The market for synthetic data is bigger than you think
To understand what's happening, but also what's coming if synthetic data does get more broadly adopted, we talked to various CEOs and VCs over the last few months.
“By 2024, 60% of the data used for the development of AI and analytics projects will be synthetically generated.” This is a prediction from Gartner that you will find in almost every single article, deck, or press release related to synthetic data.
We are repeating this quote here despite its ubiquity because it says a lot about the total addressable market of synthetic data.
Let’s unpack: First, describing synthetic data that is “synthetically generated” may seem tautologic, but it is also quite clear: We are talking about data that is artificial/fake and created, rather than gathered in the real world.
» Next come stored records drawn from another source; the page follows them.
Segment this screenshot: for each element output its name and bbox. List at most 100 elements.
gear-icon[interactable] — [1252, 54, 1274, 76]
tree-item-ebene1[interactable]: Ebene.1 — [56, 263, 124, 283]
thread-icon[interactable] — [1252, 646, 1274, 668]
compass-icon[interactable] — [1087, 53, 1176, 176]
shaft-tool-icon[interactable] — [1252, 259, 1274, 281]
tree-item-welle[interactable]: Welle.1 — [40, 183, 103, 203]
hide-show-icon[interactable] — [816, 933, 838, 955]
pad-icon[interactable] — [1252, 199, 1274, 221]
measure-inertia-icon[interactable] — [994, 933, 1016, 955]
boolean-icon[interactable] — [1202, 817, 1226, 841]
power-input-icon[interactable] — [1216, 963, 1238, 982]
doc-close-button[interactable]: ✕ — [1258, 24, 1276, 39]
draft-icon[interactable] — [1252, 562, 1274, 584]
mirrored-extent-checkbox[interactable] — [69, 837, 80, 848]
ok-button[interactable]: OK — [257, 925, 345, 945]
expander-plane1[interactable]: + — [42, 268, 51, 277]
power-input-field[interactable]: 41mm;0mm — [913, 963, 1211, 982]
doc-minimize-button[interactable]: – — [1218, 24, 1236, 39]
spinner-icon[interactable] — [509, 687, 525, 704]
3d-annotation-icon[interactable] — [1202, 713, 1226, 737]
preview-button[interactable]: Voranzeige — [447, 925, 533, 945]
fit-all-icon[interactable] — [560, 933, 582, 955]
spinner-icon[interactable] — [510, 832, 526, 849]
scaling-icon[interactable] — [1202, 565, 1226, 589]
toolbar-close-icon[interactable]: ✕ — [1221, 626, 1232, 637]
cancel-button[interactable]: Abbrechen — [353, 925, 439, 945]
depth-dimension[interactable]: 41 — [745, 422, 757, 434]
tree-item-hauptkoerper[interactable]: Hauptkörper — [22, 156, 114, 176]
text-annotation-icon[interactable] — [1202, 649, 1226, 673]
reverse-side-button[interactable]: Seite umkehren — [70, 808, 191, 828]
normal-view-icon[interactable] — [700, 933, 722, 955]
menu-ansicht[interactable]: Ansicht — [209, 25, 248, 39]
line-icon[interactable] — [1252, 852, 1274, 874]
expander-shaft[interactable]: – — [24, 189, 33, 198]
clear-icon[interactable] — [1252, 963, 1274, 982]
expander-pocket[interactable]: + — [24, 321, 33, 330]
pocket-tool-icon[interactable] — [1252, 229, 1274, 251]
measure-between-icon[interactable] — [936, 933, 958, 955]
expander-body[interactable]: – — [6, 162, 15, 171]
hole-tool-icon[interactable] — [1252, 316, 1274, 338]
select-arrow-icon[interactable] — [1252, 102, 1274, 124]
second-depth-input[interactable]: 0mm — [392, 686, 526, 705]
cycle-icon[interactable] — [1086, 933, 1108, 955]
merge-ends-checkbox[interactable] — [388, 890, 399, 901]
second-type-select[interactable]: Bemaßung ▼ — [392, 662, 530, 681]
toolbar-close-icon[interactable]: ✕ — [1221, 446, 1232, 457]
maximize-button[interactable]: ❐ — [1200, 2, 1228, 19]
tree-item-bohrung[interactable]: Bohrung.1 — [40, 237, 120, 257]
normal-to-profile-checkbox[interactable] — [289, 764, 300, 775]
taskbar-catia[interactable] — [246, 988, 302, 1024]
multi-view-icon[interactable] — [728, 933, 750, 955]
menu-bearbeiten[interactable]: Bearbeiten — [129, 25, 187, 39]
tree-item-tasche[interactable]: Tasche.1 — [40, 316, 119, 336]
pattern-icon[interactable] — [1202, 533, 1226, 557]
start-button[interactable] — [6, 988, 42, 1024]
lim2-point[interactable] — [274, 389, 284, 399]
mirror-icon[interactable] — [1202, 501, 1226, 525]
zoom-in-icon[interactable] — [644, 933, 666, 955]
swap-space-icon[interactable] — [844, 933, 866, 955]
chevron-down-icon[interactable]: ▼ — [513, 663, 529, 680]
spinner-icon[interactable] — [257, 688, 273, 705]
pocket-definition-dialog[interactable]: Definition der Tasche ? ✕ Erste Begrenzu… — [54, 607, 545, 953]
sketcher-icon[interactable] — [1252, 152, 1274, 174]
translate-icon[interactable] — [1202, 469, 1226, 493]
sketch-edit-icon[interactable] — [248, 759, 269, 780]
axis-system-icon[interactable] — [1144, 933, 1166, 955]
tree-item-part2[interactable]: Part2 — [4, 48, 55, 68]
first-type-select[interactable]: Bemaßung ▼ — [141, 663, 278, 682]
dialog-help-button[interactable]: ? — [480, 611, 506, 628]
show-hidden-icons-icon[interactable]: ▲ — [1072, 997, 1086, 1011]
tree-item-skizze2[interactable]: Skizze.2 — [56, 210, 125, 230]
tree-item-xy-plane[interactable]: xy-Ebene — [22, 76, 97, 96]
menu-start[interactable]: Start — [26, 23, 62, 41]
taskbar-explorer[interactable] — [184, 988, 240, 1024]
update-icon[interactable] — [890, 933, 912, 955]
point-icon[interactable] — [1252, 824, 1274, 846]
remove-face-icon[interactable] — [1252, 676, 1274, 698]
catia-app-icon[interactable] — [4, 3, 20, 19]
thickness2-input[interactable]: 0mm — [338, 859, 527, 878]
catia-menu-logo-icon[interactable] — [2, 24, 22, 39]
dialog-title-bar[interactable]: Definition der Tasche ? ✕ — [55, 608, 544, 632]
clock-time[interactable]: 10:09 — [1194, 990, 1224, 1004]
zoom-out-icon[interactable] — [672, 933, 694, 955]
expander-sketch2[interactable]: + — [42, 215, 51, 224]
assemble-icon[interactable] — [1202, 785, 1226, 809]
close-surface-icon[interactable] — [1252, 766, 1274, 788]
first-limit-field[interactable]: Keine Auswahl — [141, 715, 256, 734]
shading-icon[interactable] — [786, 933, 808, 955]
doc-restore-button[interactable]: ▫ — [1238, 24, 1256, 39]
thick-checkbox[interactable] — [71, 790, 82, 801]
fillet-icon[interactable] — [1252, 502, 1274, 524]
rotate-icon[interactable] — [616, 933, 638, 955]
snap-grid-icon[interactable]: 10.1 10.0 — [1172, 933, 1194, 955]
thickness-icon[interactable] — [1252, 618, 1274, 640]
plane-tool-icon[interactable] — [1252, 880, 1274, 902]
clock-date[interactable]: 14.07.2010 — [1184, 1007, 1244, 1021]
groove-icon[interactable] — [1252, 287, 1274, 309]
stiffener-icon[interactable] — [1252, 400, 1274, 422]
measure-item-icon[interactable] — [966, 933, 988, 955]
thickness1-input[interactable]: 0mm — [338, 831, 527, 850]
Next, there’s the core of the prediction — that synthetic data will be used in the development of most AI and analytics projects. Since such projects are on the rise, the correlation is that the market for synthetic data is also set to grow.
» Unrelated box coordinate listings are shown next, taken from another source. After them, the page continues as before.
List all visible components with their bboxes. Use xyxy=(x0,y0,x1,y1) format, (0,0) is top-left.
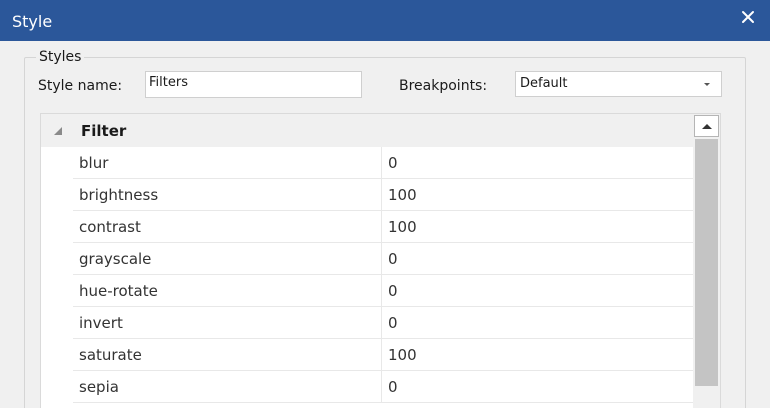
dialog-body: Styles Style name: Filters Breakpoints: … xyxy=(0,41,770,408)
property-value[interactable]: 100 xyxy=(388,186,417,204)
property-value[interactable]: 0 xyxy=(388,282,398,300)
style-name-value: Filters xyxy=(149,75,188,90)
property-row-contrast[interactable]: contrast 100 xyxy=(73,211,693,243)
property-value[interactable]: 0 xyxy=(388,154,398,172)
property-name: grayscale xyxy=(79,250,152,268)
property-row-brightness[interactable]: brightness 100 xyxy=(73,179,693,211)
column-divider xyxy=(381,211,382,243)
scrollbar-thumb[interactable] xyxy=(695,139,718,386)
close-icon xyxy=(742,11,754,23)
property-value[interactable]: 100 xyxy=(388,218,417,236)
property-row-invert[interactable]: invert 0 xyxy=(73,307,693,339)
column-divider xyxy=(381,243,382,275)
chevron-down-icon xyxy=(704,83,710,86)
property-name: hue-rotate xyxy=(79,282,158,300)
property-row-grayscale[interactable]: grayscale 0 xyxy=(73,243,693,275)
breakpoints-dropdown[interactable]: Default xyxy=(515,71,722,97)
column-divider xyxy=(381,179,382,211)
breakpoints-selected-value: Default xyxy=(520,76,568,91)
property-value[interactable]: 100 xyxy=(388,346,417,364)
scroll-up-button[interactable] xyxy=(694,115,719,137)
property-row-hue-rotate[interactable]: hue-rotate 0 xyxy=(73,275,693,307)
property-row-saturate[interactable]: saturate 100 xyxy=(73,339,693,371)
property-grid: Filter blur 0 brightness 100 contrast 10… xyxy=(40,113,721,408)
property-value[interactable]: 0 xyxy=(388,378,398,396)
close-button[interactable] xyxy=(736,4,760,30)
column-divider xyxy=(381,371,382,403)
column-divider xyxy=(381,339,382,371)
styles-group-legend: Styles xyxy=(36,49,85,65)
property-name: saturate xyxy=(79,346,142,364)
column-divider xyxy=(381,307,382,339)
property-name: sepia xyxy=(79,378,119,396)
title-bar: Style xyxy=(0,0,770,41)
property-name: brightness xyxy=(79,186,159,204)
column-divider xyxy=(381,147,382,179)
breakpoints-label: Breakpoints: xyxy=(399,78,488,94)
category-row-filter[interactable]: Filter xyxy=(41,114,693,147)
property-name: contrast xyxy=(79,218,141,236)
style-name-label: Style name: xyxy=(38,78,123,94)
window-title: Style xyxy=(12,12,53,31)
property-name: invert xyxy=(79,314,123,332)
property-name: blur xyxy=(79,154,109,172)
vertical-scrollbar[interactable] xyxy=(693,114,720,408)
property-value[interactable]: 0 xyxy=(388,250,398,268)
category-label: Filter xyxy=(81,122,127,140)
property-row-sepia[interactable]: sepia 0 xyxy=(73,371,693,403)
property-value[interactable]: 0 xyxy=(388,314,398,332)
scroll-up-arrow-icon xyxy=(701,124,712,129)
collapse-triangle-icon[interactable] xyxy=(53,126,63,136)
column-divider xyxy=(381,275,382,307)
style-name-input[interactable]: Filters xyxy=(145,71,362,98)
property-row-blur[interactable]: blur 0 xyxy=(73,147,693,179)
Last but not least is the time horizon. In our startup world, 2024 is almost today, and people at Gartner already have a longer-term prediction: Some of its team published a piece of research “Forget About Your Real Data — Synthetic Data Is the Future of AI.”
“The future of AI” is the kind of promise that investors like to hear, so it’s no surprise that checks have been flowing into synthetic data startups.
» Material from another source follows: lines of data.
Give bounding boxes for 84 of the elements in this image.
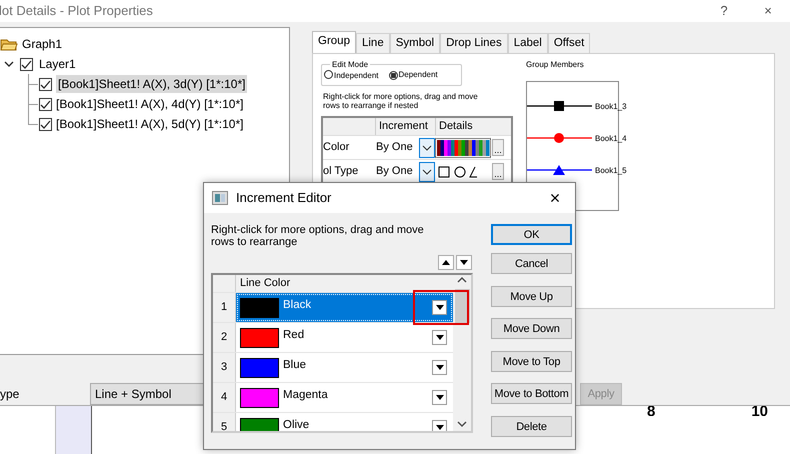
row-number: 1 xyxy=(213,293,236,322)
color-name: Black xyxy=(283,298,312,313)
move-down-button[interactable] xyxy=(456,255,472,270)
dialog-button[interactable]: Move Up xyxy=(491,286,572,307)
grid-row[interactable]: Blue xyxy=(236,353,453,382)
checkbox[interactable] xyxy=(39,98,52,110)
radio-option[interactable]: Dependent xyxy=(388,70,438,85)
dropdown-button[interactable] xyxy=(419,138,435,158)
scrollbar[interactable] xyxy=(453,275,471,431)
dropdown-button[interactable] xyxy=(432,360,447,375)
dialog-button[interactable]: Move to Top xyxy=(491,351,572,372)
more-button[interactable]: ... xyxy=(492,163,504,180)
move-up-button[interactable] xyxy=(438,255,454,270)
table-cell-text: By One xyxy=(375,164,414,180)
dropdown-button[interactable] xyxy=(432,330,447,345)
dialog-button[interactable]: OK xyxy=(491,224,572,245)
hint-text: Right-click for more options, drag and move rows to rearrange if nested xyxy=(323,92,479,110)
dropdown-button[interactable] xyxy=(432,420,447,431)
folder-icon xyxy=(0,37,18,51)
dropdown-button[interactable] xyxy=(419,162,435,182)
grid-row[interactable]: Magenta xyxy=(236,383,453,412)
group-title: Edit Mode xyxy=(330,60,370,69)
scroll-up-icon[interactable] xyxy=(457,275,467,285)
grid-row[interactable]: Black xyxy=(236,293,453,322)
row-number: 2 xyxy=(213,323,236,352)
grid-row[interactable]: Red xyxy=(236,323,453,352)
column-header: Details xyxy=(435,118,497,135)
window-icon xyxy=(212,191,228,205)
color-name: Blue xyxy=(283,358,306,373)
tab[interactable]: Symbol xyxy=(390,33,440,53)
field-label: ype xyxy=(0,386,20,403)
column-header: Line Color xyxy=(239,276,292,291)
checkbox[interactable] xyxy=(39,78,52,90)
tree-item[interactable]: Graph1 xyxy=(22,35,62,53)
tab[interactable]: Group xyxy=(312,31,356,53)
color-list-swatch xyxy=(435,138,491,158)
color-name: Magenta xyxy=(283,388,328,403)
tree-item[interactable]: [Book1]Sheet1! A(X), 3d(Y) [1*:10*] xyxy=(56,75,248,93)
tree-item[interactable]: [Book1]Sheet1! A(X), 5d(Y) [1*:10*] xyxy=(56,115,244,133)
color-name: Olive xyxy=(283,418,310,431)
row-number: 3 xyxy=(213,353,236,382)
caret-icon xyxy=(436,365,444,370)
help-button[interactable]: ? xyxy=(702,1,746,21)
dialog-title: Increment Editor xyxy=(236,189,332,208)
dropdown-button[interactable] xyxy=(432,390,447,405)
tab[interactable]: Label xyxy=(508,33,548,53)
legend-label: Book1_3 xyxy=(595,102,627,110)
highlight-box xyxy=(413,290,469,325)
radio-option[interactable]: Independent xyxy=(324,70,378,85)
dialog-button[interactable]: Delete xyxy=(491,416,572,437)
tree-connector-line xyxy=(28,74,38,94)
window-title: lot Details - Plot Properties xyxy=(0,2,154,20)
legend-label: Book1_4 xyxy=(595,134,627,142)
caret-icon xyxy=(436,395,444,400)
legend-label: Book1_5 xyxy=(595,166,627,174)
tab[interactable]: Line xyxy=(356,33,390,53)
dialog-button[interactable]: Move Down xyxy=(491,318,572,339)
group-title: Group Members xyxy=(526,60,585,69)
dialog-button[interactable]: Move to Bottom xyxy=(491,383,572,404)
checkbox[interactable] xyxy=(20,58,33,70)
column-header: Increment xyxy=(375,118,435,135)
table-cell-text: ol Type xyxy=(323,164,360,180)
expand-caret-icon[interactable] xyxy=(4,60,14,68)
color-name: Red xyxy=(283,328,304,343)
plot-band xyxy=(55,406,92,454)
row-number: 5 xyxy=(213,413,236,431)
caret-icon xyxy=(436,305,444,310)
dropdown-button[interactable] xyxy=(432,300,447,315)
tab[interactable]: Drop Lines xyxy=(440,33,508,53)
hint-text: Right-click for more options, drag and move rows to rearrange xyxy=(211,224,425,250)
dialog-button[interactable]: Cancel xyxy=(491,253,572,274)
close-button[interactable]: × xyxy=(535,184,575,212)
table-cell-text: Color xyxy=(323,140,350,156)
close-button[interactable]: × xyxy=(746,1,790,21)
table-cell-text: By One xyxy=(375,140,414,156)
tree-item[interactable]: [Book1]Sheet1! A(X), 4d(Y) [1*:10*] xyxy=(56,95,244,113)
tree-item[interactable]: Layer1 xyxy=(39,55,76,73)
more-button[interactable]: ... xyxy=(492,139,504,156)
tab[interactable]: Offset xyxy=(548,33,590,53)
caret-icon xyxy=(436,335,444,340)
checkbox[interactable] xyxy=(39,118,52,130)
grid-row[interactable]: Olive xyxy=(236,413,453,431)
row-number: 4 xyxy=(213,383,236,412)
caret-icon xyxy=(436,425,444,430)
In 2022 alone, MOSTLY AI raised a $25 million Series B round led by Molten Ventures; Datagen landed a $50 million Series B led by Scale Venture Partners, and Synthesis AI pocketed a $17 million Series A.
Synthetic data startups that have raised significant amounts of funding already serve a wide range of sectors, from banking and healthcare to transportation and retail. But they expect use cases to keep on expanding, both inside new sectors as well as those where synthetic data is already common.
To understand what’s happening, but also what’s coming if synthetic data does get more broadly adopted, we talked to various CEOs and VCs over the last few months. We learned about the two main categories of synthetic data companies, which sectors they address, how to size the market, and more.
The tip of the iceberg
Quiet Capital’s founding partner, Astasia Myers, is one of the investors bullish about synthetic data and its applications. She declined to disclose whether she invested in this space, but said that “there’s a lot to be excited about in the synthetic data world.”
Why the enthusiasm? “Because it gives teams faster access to data in a secure way at a lower cost,” she told TechCrunch.
We can simply say that the TAM of synthetic data and the TAM of data will converge. Ofir Zuk (Chakon)
Access to large troves of data has become critical for machine learning teams, and real data is often not up to the task, for different reasons. This is the gap that synthetic data startups are hoping to fill.
There are two main contexts in which these startups focus: structured data and unstructured data. The former refers to the kind of datasets that sit in tables and spreadsheets, while the latter points toward what we could call media files, such as audio, text, and visual data.
“It makes sense to distinguish between structured and unstructured synthetic data companies,” Myers said, “because the synthetic data type is applied to different use cases and therefore different buyers.”